|Key Point: “Only the first payment of the enhanced child tax credit has gone out so far, but it already seems to be having a big impact on American families. Parents reported less trouble affording food and paying for household expenses after the first payment was sent on July 15, according to the latest Census Bureau Household Pulse Survey, released Wednesday.”
CNN: The child tax credit may be helping ease economic hardship after just one round
By Tami Luhbi
August 12, 2021
Only the first payment of the enhanced child tax credit has gone out so far, but it already seems to be having a big impact on American families.
Parents reported less trouble affording food and paying for household expenses after the first payment was sent on July 15, according to the latest Census Bureau Household Pulse Survey, released Wednesday.
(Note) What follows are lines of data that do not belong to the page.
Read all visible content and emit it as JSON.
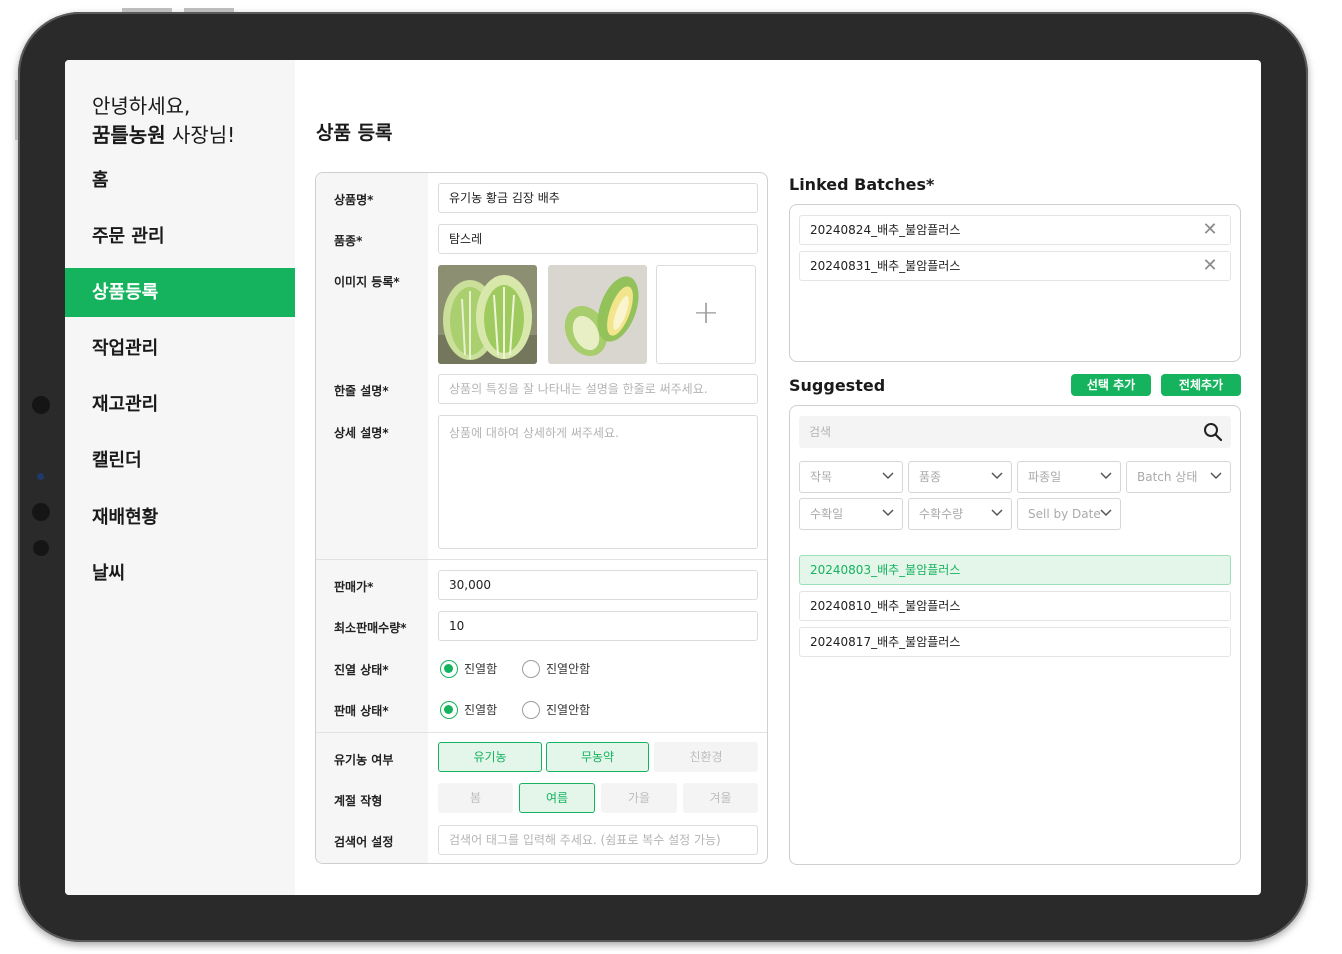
{
  "sidebar": {
    "greeting_line1": "안녕하세요,",
    "farm_name": "꿈틀농원",
    "greeting_suffix": " 사장님!",
    "items": [
      {
        "label": "홈"
      },
      {
        "label": "주문 관리"
      },
      {
        "label": "상품등록",
        "active": true
      },
      {
        "label": "작업관리"
      },
      {
        "label": "재고관리"
      },
      {
        "label": "캘린더"
      },
      {
        "label": "재배현황"
      },
      {
        "label": "날씨"
      }
    ]
  },
  "page": {
    "title": "상품 등록"
  },
  "form": {
    "product_name": {
      "label": "상품명*",
      "value": "유기농 황금 김장 배추"
    },
    "variety": {
      "label": "품종*",
      "value": "탐스레"
    },
    "images": {
      "label": "이미지 등록*",
      "count": 2,
      "add_icon": "+"
    },
    "short_desc": {
      "label": "한줄 설명*",
      "placeholder": "상품의 특징을 잘 나타내는 설명을 한줄로 써주세요."
    },
    "detail_desc": {
      "label": "상세 설명*",
      "placeholder": "상품에 대하여 상세하게 써주세요."
    },
    "price": {
      "label": "판매가*",
      "value": "30,000"
    },
    "min_qty": {
      "label": "최소판매수량*",
      "value": "10"
    },
    "display_status": {
      "label": "진열 상태*",
      "options": [
        "진열함",
        "진열안함"
      ],
      "selected": "진열함"
    },
    "sale_status": {
      "label": "판매 상태*",
      "options": [
        "진열함",
        "진열안함"
      ],
      "selected": "진열함"
    },
    "organic": {
      "label": "유기농 여부",
      "options": [
        {
          "label": "유기농",
          "on": true
        },
        {
          "label": "무농약",
          "on": true
        },
        {
          "label": "친환경",
          "on": false
        }
      ]
    },
    "season": {
      "label": "계절 작형",
      "options": [
        {
          "label": "봄",
          "on": false
        },
        {
          "label": "여름",
          "on": true
        },
        {
          "label": "가을",
          "on": false
        },
        {
          "label": "겨울",
          "on": false
        }
      ]
    },
    "keywords": {
      "label": "검색어 설정",
      "placeholder": "검색어 태그를 입력해 주세요. (쉼표로 복수 설정 가능)"
    }
  },
  "linked": {
    "title": "Linked Batches*",
    "items": [
      "20240824_배추_불암플러스",
      "20240831_배추_불암플러스"
    ],
    "remove_icon": "close-icon"
  },
  "suggested": {
    "title": "Suggested",
    "add_selected_label": "선택 추가",
    "add_all_label": "전체추가",
    "search_placeholder": "검색",
    "filters": [
      "작목",
      "품종",
      "파종일",
      "Batch 상태",
      "수확일",
      "수확수량",
      "Sell by Date"
    ],
    "items": [
      {
        "label": "20240803_배추_불암플러스",
        "selected": true
      },
      {
        "label": "20240810_배추_불암플러스",
        "selected": false
      },
      {
        "label": "20240817_배추_불암플러스",
        "selected": false
      }
    ]
  },
  "colors": {
    "accent": "#16b35e",
    "accent_light": "#e4f5ea",
    "sidebar_bg": "#f6f6f6",
    "bezel": "#2a2a2a"
  }
}
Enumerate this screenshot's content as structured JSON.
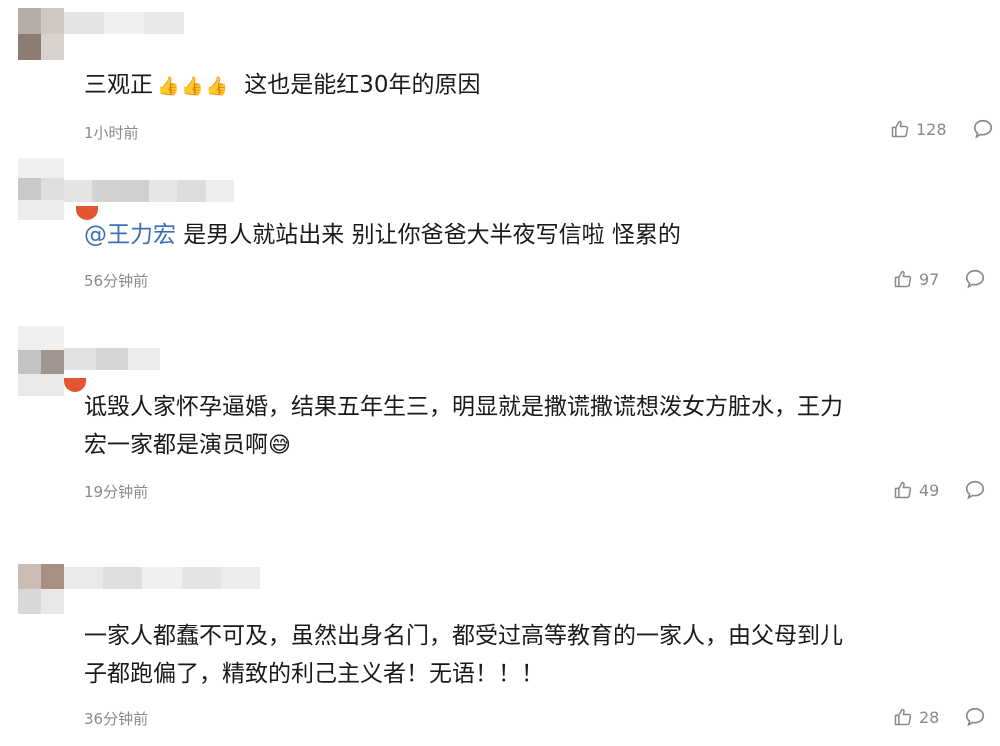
{
  "comments": [
    {
      "text_segments": [
        "三观正",
        "",
        "这也是能红30年的原因"
      ],
      "thumbs_emoji": "👍👍👍",
      "time": "1小时前",
      "likes": "128"
    },
    {
      "mention": "@王力宏",
      "text": " 是男人就站出来 别让你爸爸大半夜写信啦 怪累的",
      "time": "56分钟前",
      "likes": "97"
    },
    {
      "line1": "诋毁人家怀孕逼婚，结果五年生三，明显就是撒谎撒谎想泼女方脏水，王力",
      "line2": "宏一家都是演员啊",
      "emoji": "😅",
      "time": "19分钟前",
      "likes": "49"
    },
    {
      "line1": "一家人都蠢不可及，虽然出身名门，都受过高等教育的一家人，由父母到儿",
      "line2": "子都跑偏了，精致的利己主义者！无语！！！",
      "time": "36分钟前",
      "likes": "28"
    }
  ],
  "icons": {
    "like": "thumbs-up-outline-icon",
    "reply": "comment-bubble-icon"
  },
  "colors": {
    "mention": "#3b6fb6",
    "meta_text": "#8a8a8a",
    "body_text": "#1a1a1a"
  }
}
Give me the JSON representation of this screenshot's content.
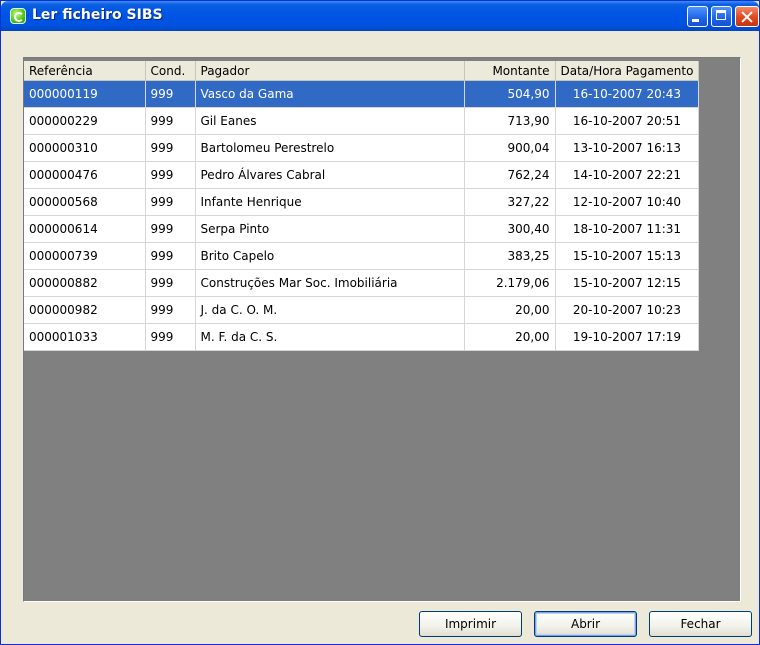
{
  "window": {
    "title": "Ler ficheiro SIBS"
  },
  "table": {
    "columns": [
      "Referência",
      "Cond.",
      "Pagador",
      "Montante",
      "Data/Hora Pagamento"
    ],
    "selected_row": 0,
    "rows": [
      [
        "000000119",
        "999",
        "Vasco da Gama",
        "504,90",
        "16-10-2007 20:43"
      ],
      [
        "000000229",
        "999",
        "Gil Eanes",
        "713,90",
        "16-10-2007 20:51"
      ],
      [
        "000000310",
        "999",
        "Bartolomeu Perestrelo",
        "900,04",
        "13-10-2007 16:13"
      ],
      [
        "000000476",
        "999",
        "Pedro Álvares Cabral",
        "762,24",
        "14-10-2007 22:21"
      ],
      [
        "000000568",
        "999",
        "Infante Henrique",
        "327,22",
        "12-10-2007 10:40"
      ],
      [
        "000000614",
        "999",
        "Serpa Pinto",
        "300,40",
        "18-10-2007 11:31"
      ],
      [
        "000000739",
        "999",
        "Brito Capelo",
        "383,25",
        "15-10-2007 15:13"
      ],
      [
        "000000882",
        "999",
        "Construções Mar Soc. Imobiliária",
        "2.179,06",
        "15-10-2007 12:15"
      ],
      [
        "000000982",
        "999",
        "J. da C. O. M.",
        "20,00",
        "20-10-2007 10:23"
      ],
      [
        "000001033",
        "999",
        "M. F. da C. S.",
        "20,00",
        "19-10-2007 17:19"
      ]
    ]
  },
  "buttons": {
    "print": "Imprimir",
    "open": "Abrir",
    "close": "Fechar"
  },
  "colors": {
    "titlebar": "#0055e5",
    "selection": "#316ac5",
    "grid_background": "#808080",
    "window_face": "#ece9d8"
  },
  "icons": {
    "app": "sibs-app-icon",
    "minimize": "minimize-icon",
    "maximize": "maximize-icon",
    "close": "close-icon"
  }
}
Spending on school needs and food
Parents spent their child tax credit payments on more than one thing, but school expenses was the largest category, according to the Census Bureau. Some 57% used at least part of the money for books and supplies, tuition, tutoring, school transportation or after-school activities (not including child care).
Some 47% of parents used at least some of the funds for food, while 28% spent it on Internet, cell phones and other utilities and nearly a quarter purchased clothing.
“It looks like families are using this to pay for basic needs that their kids have,” Schanzenbach said. “These are things we know many families are struggling with. This extra payment is going to reduce the number of families at risk.”
Overall, some 27% of parents said mostly spent the child tax credit payment, 32% said they mostly saved it and 40% said they mostly used it to pay down debt, according to the survey.
The enhanced child tax credit — which is only in effect for 2021 — is expected to cut child poverty nearly in half, experts say.
Families will receive five more monthly payments, including the one coming at the end of this week. Those funds will account for half of their child tax credit — they can claim the other half when they file their taxes next year.
The monthly payments are part of the big enhancement Congress made to the tax credit as part of the $1.9 trillion American Rescue Plan in March.
More low-income parents also became eligible for the child tax credit because the relief package makes it fully refundable. It had been only partially refundable — leaving more than 26 million children unable to get the full credit because their families’ incomes were too low, according to Treasury Department estimates.
The beefed-up credit is scheduled to expire after 2021, but President Joe Biden and congressional Democrats want to extend it for a few more years, if not make it permanent.
The impact on struggling households shows the need to make the enhancement permanent, said Natalie Foster, co-founder of the Economic Security Project, which advocates for guaranteed income payments and the reining in of concentrated corporate power.
“The fact that we see a significant number of families reporting less food insecurity from one check is a reminder of how important these checks are,” she said.